Nossas contradições
Nós, brasileiros, costumamos nos entusiasmar e enaltecer nossos compatriotas que alcançam destaque internacional, seja no esporte, na música, na literatura, nas ciências naturais ou, como no caso de que trata este texto, no cinema. O carioca Carlos Saldanha, um dos grandes diretores da área de animação na Hollywood atual, é hoje o espelho para os nossos cineastas ao lado de nomes como Fernando Meirelles e Walter Sales, encarnando esse nosso desejo de aceitação pelos mais “ricos” ou “desenvolvidos”. Um sentimento, vale dizer, herdado da nossa condição de colônia e que insiste em se perpetuar (realmente, aspectos culturais de uma nação são muito difíceis de mudar). Em seu novo trabalho, Saldanha, de uma certa forma, não foge dessa necessidade de aceitação. “Rio”, a aventura de uma arara azul pela Cidade Maravilhosa, possui aqueles elementos que muitos poderiam classificar como “Brasil pra gringo ver”. Estão lá o carnaval, as praias, o samba, nossa fauna e flora. E também as favelas e a criminalidade, já que estas passaram a fazer parte do imaginário estrangeiro sobre nossa terra desde “Cidade de Deus”.

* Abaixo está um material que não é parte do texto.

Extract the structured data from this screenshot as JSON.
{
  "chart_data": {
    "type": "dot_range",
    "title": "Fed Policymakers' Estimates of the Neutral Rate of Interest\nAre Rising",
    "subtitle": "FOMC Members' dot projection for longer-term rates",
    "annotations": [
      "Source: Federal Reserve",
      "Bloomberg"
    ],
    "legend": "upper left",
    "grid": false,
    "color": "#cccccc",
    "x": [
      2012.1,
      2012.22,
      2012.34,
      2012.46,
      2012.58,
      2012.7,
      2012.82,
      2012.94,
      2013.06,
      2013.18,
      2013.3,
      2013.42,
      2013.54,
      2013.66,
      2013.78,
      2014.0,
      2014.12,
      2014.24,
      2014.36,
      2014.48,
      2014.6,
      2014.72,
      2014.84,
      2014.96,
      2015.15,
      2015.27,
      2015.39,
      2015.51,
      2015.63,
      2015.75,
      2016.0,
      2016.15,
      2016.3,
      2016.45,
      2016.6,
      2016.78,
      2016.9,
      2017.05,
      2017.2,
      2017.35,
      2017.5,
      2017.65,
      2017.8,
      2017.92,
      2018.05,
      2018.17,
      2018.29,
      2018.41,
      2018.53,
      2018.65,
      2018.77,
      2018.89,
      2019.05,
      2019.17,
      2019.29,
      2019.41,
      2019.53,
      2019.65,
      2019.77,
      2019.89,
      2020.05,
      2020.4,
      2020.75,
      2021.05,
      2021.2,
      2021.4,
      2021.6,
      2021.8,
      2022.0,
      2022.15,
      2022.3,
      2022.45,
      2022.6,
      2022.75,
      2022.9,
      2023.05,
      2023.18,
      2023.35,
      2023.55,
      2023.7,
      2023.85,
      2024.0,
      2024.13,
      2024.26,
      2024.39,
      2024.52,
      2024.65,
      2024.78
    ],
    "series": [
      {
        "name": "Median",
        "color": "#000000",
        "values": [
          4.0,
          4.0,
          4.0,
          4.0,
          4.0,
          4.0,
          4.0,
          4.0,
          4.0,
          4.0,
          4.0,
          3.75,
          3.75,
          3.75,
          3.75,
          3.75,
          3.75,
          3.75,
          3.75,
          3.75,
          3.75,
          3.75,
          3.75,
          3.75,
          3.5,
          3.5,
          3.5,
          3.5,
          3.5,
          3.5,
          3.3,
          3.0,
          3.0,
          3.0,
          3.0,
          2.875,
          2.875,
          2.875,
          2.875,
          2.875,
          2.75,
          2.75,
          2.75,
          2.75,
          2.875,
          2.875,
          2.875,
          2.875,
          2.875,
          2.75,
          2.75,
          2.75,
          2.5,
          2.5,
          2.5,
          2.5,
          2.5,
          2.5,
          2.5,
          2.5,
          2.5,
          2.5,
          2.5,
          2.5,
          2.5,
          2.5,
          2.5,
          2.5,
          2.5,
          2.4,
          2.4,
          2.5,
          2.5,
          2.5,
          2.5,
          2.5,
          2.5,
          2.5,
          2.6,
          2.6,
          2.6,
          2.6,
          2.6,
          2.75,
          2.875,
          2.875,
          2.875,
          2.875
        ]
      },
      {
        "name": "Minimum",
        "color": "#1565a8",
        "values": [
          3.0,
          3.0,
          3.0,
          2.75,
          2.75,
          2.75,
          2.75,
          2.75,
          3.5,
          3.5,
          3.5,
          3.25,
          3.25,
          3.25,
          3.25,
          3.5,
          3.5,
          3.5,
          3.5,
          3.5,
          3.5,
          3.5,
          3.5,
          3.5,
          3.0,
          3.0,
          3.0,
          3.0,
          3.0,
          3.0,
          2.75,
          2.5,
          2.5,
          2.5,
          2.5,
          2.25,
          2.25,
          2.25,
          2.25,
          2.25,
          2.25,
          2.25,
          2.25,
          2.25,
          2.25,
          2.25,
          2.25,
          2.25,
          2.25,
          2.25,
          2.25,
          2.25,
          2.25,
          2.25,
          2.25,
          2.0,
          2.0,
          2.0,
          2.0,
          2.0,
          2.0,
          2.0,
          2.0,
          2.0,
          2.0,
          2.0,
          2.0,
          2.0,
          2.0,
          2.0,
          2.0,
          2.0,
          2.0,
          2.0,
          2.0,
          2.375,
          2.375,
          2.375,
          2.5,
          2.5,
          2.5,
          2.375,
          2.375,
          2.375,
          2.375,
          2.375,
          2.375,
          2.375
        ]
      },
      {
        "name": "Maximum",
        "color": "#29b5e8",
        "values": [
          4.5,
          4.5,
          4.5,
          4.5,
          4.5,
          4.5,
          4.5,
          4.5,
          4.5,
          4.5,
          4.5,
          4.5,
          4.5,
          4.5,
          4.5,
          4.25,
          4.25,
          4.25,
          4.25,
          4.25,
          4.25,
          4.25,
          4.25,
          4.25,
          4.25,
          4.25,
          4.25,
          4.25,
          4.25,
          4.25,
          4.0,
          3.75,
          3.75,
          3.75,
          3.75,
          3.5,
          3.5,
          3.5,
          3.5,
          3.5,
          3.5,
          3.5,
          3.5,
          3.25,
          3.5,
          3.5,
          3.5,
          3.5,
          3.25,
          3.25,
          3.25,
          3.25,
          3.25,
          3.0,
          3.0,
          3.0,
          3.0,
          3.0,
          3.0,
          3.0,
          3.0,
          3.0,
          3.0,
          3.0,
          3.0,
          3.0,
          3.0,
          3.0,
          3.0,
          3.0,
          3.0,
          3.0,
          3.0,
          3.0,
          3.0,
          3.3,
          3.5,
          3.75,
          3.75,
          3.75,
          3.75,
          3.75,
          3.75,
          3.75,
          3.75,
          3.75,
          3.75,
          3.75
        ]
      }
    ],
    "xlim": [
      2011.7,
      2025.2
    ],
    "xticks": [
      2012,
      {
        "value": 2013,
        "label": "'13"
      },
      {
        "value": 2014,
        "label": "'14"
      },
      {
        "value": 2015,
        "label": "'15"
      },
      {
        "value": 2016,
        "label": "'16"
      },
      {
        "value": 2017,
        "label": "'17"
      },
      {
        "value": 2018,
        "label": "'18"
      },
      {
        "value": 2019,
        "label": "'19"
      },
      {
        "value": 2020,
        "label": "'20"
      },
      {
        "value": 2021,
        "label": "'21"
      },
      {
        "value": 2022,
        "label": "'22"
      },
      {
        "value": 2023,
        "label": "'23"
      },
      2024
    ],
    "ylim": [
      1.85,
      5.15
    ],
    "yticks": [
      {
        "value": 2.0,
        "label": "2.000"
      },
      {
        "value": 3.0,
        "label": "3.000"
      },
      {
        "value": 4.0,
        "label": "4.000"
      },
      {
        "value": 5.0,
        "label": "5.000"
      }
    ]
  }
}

Mas é interessante que, mesmo trabalhando a partir de estereótipos, o diretor consegue construir um todo que foge da caricatura, obtendo um resultado positivo com relação à imagem de nosso país ao mesmo tempo em que não se esquece de abordar alguns de nossos sérios problemas. A começar pelo motor da trama: o tráfico de animais silvestres. É devido a ele que a pequenina arara azul Blu (voz de Jesse Eisenberg no original) vai parar no estado norte-americano e friorento de Minnesota, onde acaba sendo criado pela tímida Linda (Leslie Mann) ao longo de muitos anos. Devido à proteção e à distância de seu habitat natural, Blu acaba por não desenvolver uma das principais características de um pássaro: ele não sabe voar. Sua vida confortável, entretanto, é abalada pela chegada de Túlio (voz de Rodrigo Santoro), um pesquisador brasileiro que vê em Blu a chance de salvar a espécie da araras azuis por meio de seu acasalamento com a fêmea Jade (voz da atual queridinha de Hollywood Anne Hathaway). Blu e Linda partem, então, para o Rio de Janeiro, onde Blu deverá acasalar-se com Jade. O casal de araras, contudo, acaba sequestrado por traficantes de aves e, em seguida, vivendo uma série de peripécias ao lado de outras aves nacionais, como um tucano, um canário e um galo-de-campina. Nota-se, durante a projeção, que há uma preocupação em expor nossas contradições sociais, como no contraste de imagens que mostram a favela em contraposição à belíssima paisagem da metrópole que se avizinha mais abaixo. Ademais, o personagem de um garoto favelado está ali posto para não nos esquecermos que a pobreza é, em boa parte, responsável pela criminalidade.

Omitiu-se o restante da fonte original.